The problem with their dream life has been ice. During much of the year, the partially frozen water surrounding their island makes it difficult for them to travel between their home and the mainland. “We’ll use the hovercraft to get back and forth from island to mainland when the water’s not hard enough to walk on or it’s too hard to put a boat on,” says John.
But before they took their new Neoteric craft back to Canada, John and Maureen first went through training at HTC. As John explains, “I took training to learn how to drive a car. And I’m a scuba diver; I wouldn't think about putting on a suit and tanks and going to a hundred feet without training. You don’t fly a plane without taking some instruction – you’re gonna crash. Same thing goes with this.”
Maureen agreed, “I need to be in it and see it explained for me to be comfortable. Training is just a commonsense thing to me.”
At the Wabash River training site, instructor Chris Fitzgerald teaches the Wrights how to unload their hovercraft from its trailer.
John takes the controls, while instructor Fitzgerald provides constant direction.
Back at HTC headquarters after a successful training day, John and Maureen receive their hovercraft pilot certifications from Chris Fitzgerald (center).
At the conclusion of their training, John had some words of advice for those who would venture out in a hovercraft without training: “It’s like a bar of soap on a bathroom floor – you’d be crashing into everything! Without training, I can’t even imagine starting off on my own.”
Describing his first experience in a hovercraft, John says, “The training was excellent! It was a lot different than I imagined – kind of like an airplane or helicopter that can spin on a dime and go backwards and forwards and sideways. I was surprised at how maneuverable it was. We’re going along the shore and I was able to maneuver around stumps and through things and with the reverse thrust buckets to come up and touch the bank then back away and come up and touch it again. You’re nine inches above the ground – it was great!”
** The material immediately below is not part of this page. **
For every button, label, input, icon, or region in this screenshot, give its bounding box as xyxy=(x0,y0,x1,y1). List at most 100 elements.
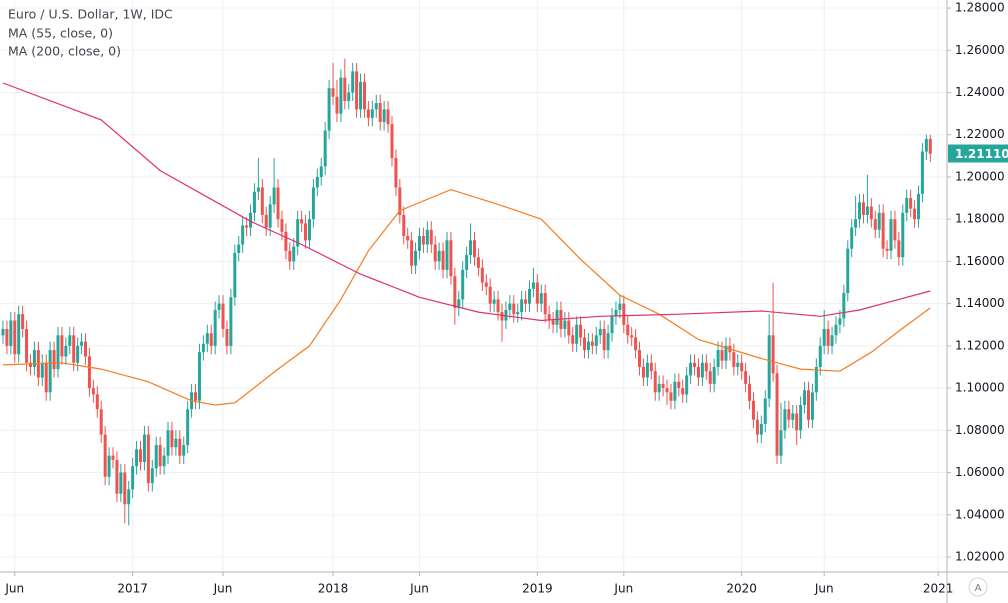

A few days after returning to Canada, John sent us an update and a photo of him easily flying his hovercraft across partially frozen water …
After getting out on the ice, John really appreciated his training. He wrote, “Chris, you were right – the craft on ice is tricky. I liken it to a rocket ship in space where the inertia is exponential. But it worked beautifully, across the ice to the water.”
No smashing up for the Wrights, after training at HTC!